November 20 @ 4:00 pm - 5:00 pm
Title: Limitless Regression Discontinuity
Presenter: Ben Hansen
Abstract: In a regression discontinuity design (RDD), assignment to treatment versus a control condition is determined by the value of a particular baseline variable, $R$. In one recent RDD, $R$ is the average of a student’s grades in his first year at university, while the treatment condition is academic probation, forced upon a student if his $R$ falls below a threshold. The RDD setup can also be used to estimate deaths attributable to a natural disaster, for example Hurricane Maria, by contrast of mortality series before and after the catastrophic event. Classical analysis of RDDs parametrically models outcomes as linear in $R$ and the intervention variable, using ordinary least squares to estimate the slope, intercept and intervention effect. Some recent RDD methods relax linearity assumptions by contrasting limits of $E(Y|R=r)$ as $r$ approaches a cut-point, $c$, from either side; others avoid passing to limits by supposing that falling to the left or the right of the threshold is essentially random, conditionally upon falling close to the threshold.
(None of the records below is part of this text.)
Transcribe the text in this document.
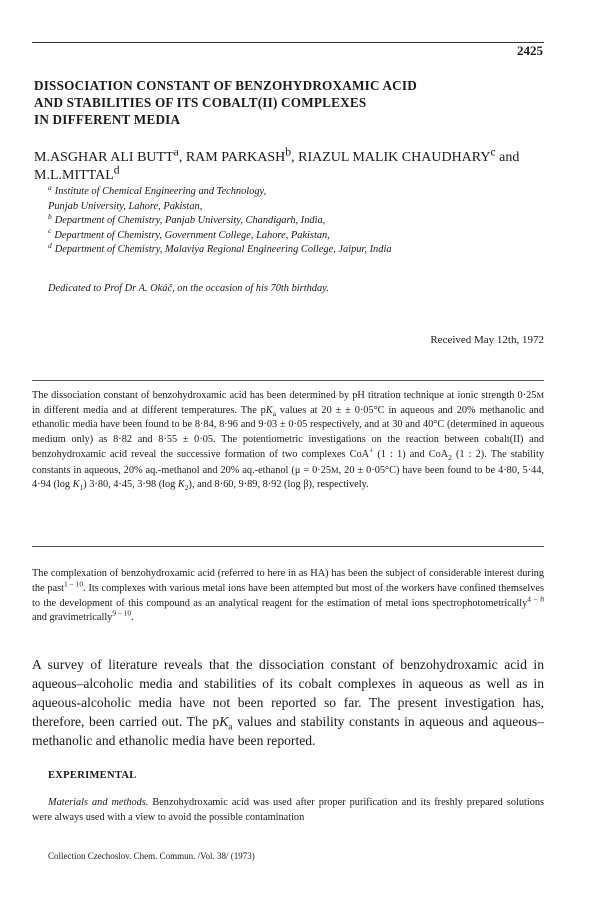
2425
DISSOCIATION CONSTANT OF BENZOHYDROXAMIC ACID
AND STABILITIES OF ITS COBALT(II) COMPLEXES
IN DIFFERENT MEDIA
M.ASGHAR ALI BUTT$^a$, RAM PARKASH$^b$, RIAZUL MALIK CHAUDHARY$^c$ and
M.L.MITTAL$^d$
$^a$ Institute of Chemical Engineering and Technology,
Punjab University, Lahore, Pakistan,
$^b$ Department of Chemistry, Panjab University, Chandigarh, India,
$^c$ Department of Chemistry, Government College, Lahore, Pakistan,
$^d$ Department of Chemistry, Malaviya Regional Engineering College, Jaipur, India
Dedicated to Prof Dr A. Okáč, on the occasion of his 70th birthday.
Received May 12th, 1972
The dissociation constant of benzohydroxamic acid has been determined by pH titration technique at ionic strength 0·25M in different media and at different temperatures. The $pK_a$ values at 20 ± ± 0·05°C in aqueous and 20% methanolic and ethanolic media have been found to be 8·84, 8·96 and 9·03 ± 0·05 respectively, and at 30 and 40°C (determined in aqueous medium only) as 8·82 and 8·55 ± 0·05. The potentiometric investigations on the reaction between cobalt(II) and benzohydroxamic acid reveal the successive formation of two complexes CoA+ (1 : 1) and CoA$_2$ (1 : 2). The stability constants in aqueous, 20% aq.-methanol and 20% aq.-ethanol (μ = 0·25M, 20 ± 0·05°C) have been found to be 4·80, 5·44, 4·94 (log $K_1$) 3·80, 4·45, 3·98 (log $K_2$), and 8·60, 9·89, 8·92 (log β), respectively.
The complexation of benzohydroxamic acid (referred to here in as HA) has been the subject of considerable interest during the past$^{1 - 10}$. Its complexes with various metal ions have been attempted but most of the workers have confined themselves to the development of this compound as an analytical reagent for the estimation of metal ions spectrophotometrically$^{4 - 8}$ and gravimetrically$^{9 - 10}$.
A survey of literature reveals that the dissociation constant of benzohydroxamic acid in aqueous–alcoholic media and stabilities of its cobalt complexes in aqueous as well as in aqueous-alcoholic media have not been reported so far. The present investigation has, therefore, been carried out. The $pK_a$ values and stability constants in aqueous and aqueous–methanolic and ethanolic media have been reported.
EXPERIMENTAL
Materials and methods. Benzohydroxamic acid was used after proper purification and its freshly prepared solutions were always used with a view to avoid the possible contamination
Collection Czechoslov. Chem. Commun. /Vol. 38/ (1973)
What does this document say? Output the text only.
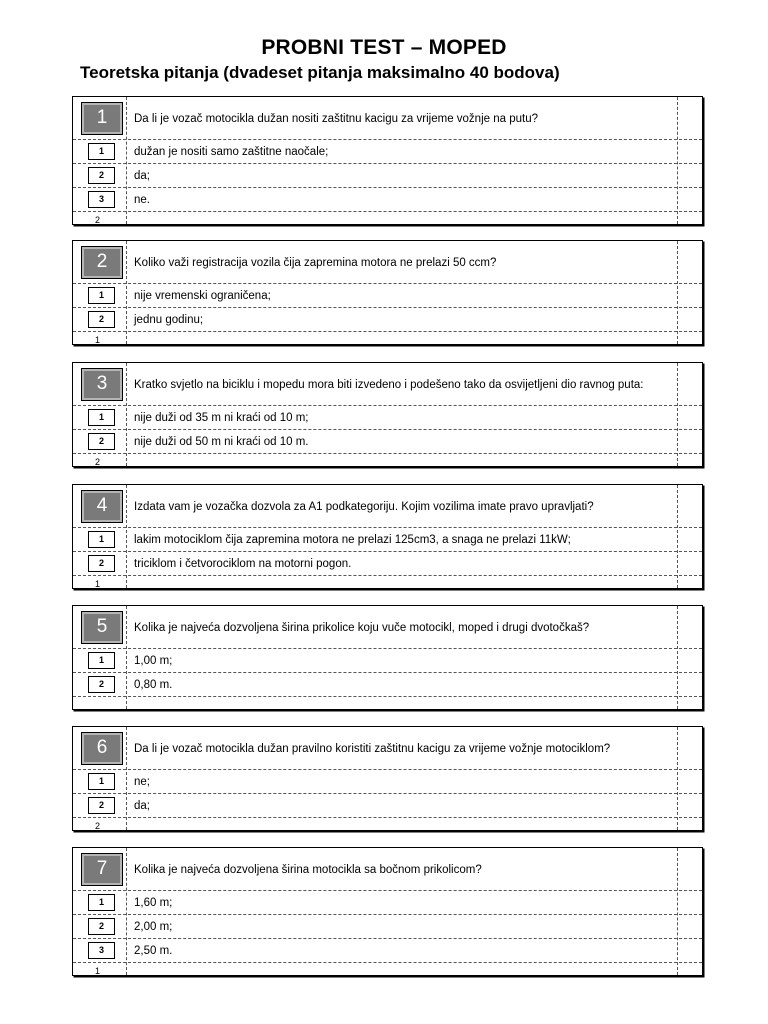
PROBNI TEST – MOPED
Teoretska pitanja (dvadeset pitanja maksimalno 40 bodova)
1	Da li je vozač motocikla dužan nositi zaštitnu kacigu za vrijeme vožnje na putu?
1	dužan je nositi samo zaštitne naočale;
2	da;
3	ne.
2
2	Koliko važi registracija vozila čija zapremina motora ne prelazi 50 ccm?
1	nije vremenski ograničena;
2	jednu godinu;
1
3	Kratko svjetlo na biciklu i mopedu mora biti izvedeno i podešeno tako da osvijetljeni dio ravnog puta:
1	nije duži od 35 m ni kraći od 10 m;
2	nije duži od 50 m ni kraći od 10 m.
2
4	Izdata vam je vozačka dozvola za A1 podkategoriju. Kojim vozilima imate pravo upravljati?
1	lakim motociklom čija zapremina motora ne prelazi 125cm3, a snaga ne prelazi 11kW;
2	triciklom i četvorociklom na motorni pogon.
1
5	Kolika je najveća dozvoljena širina prikolice koju vuče motocikl, moped i drugi dvotočkaš?
1	1,00 m;
2	0,80 m.
6	Da li je vozač motocikla dužan pravilno koristiti zaštitnu kacigu za vrijeme vožnje motociklom?
1	ne;
2	da;
2
7	Kolika je najveća dozvoljena širina motocikla sa bočnom prikolicom?
1	1,60 m;
2	2,00 m;
3	2,50 m.
1
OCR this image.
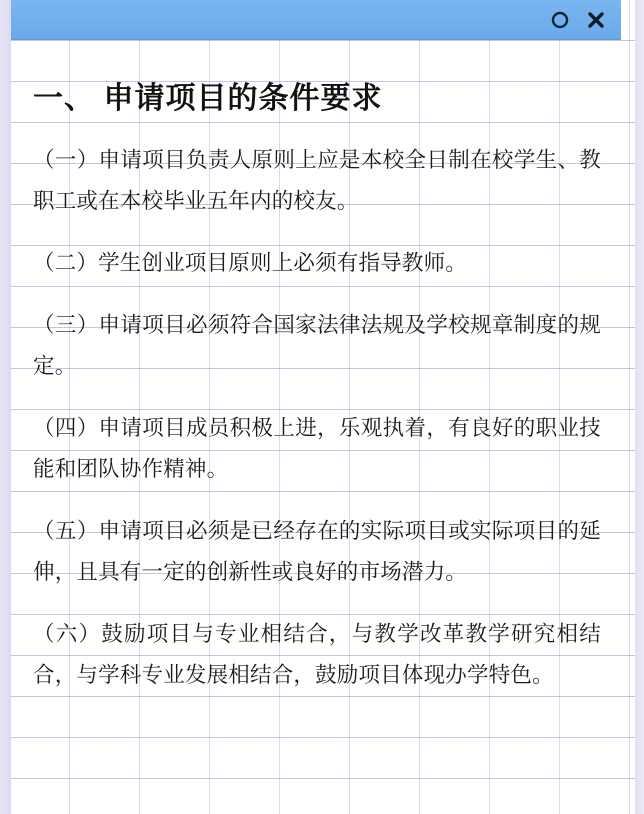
一、 申请项目的条件要求

（一）申请项目负责人原则上应是本校全日制在校学生、教职工或在本校毕业五年内的校友。

（二）学生创业项目原则上必须有指导教师。

（三）申请项目必须符合国家法律法规及学校规章制度的规定。

（四）申请项目成员积极上进，乐观执着，有良好的职业技能和团队协作精神。

（五）申请项目必须是已经存在的实际项目或实际项目的延伸，且具有一定的创新性或良好的市场潜力。

（六）鼓励项目与专业相结合，与教学改革教学研究相结合，与学科专业发展相结合，鼓励项目体现办学特色。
Each of these approaches turns out to be difficult to reconcile with the academic probation and Hurricane Maria examples. Limitless regression discontinuity relaxes assumptions of classical regression discontinuity analysis in a somewhat different manner, involving potential outcomes but also integrating concepts and methods from robust statistics. The method is equally comfortable with discrete and continuous running variables. It is uniquely equipped to meet the significant, somewhat misunderstood threat indicated by failure of McCrary’s test. In combination with polynomial specifications, it dramatically improves the classical method, reducing RMSE by factors upwards of 100. It is straightforward to implement in R and Stata. This is joint work with Adam C. Sales, University of Texas-Austin.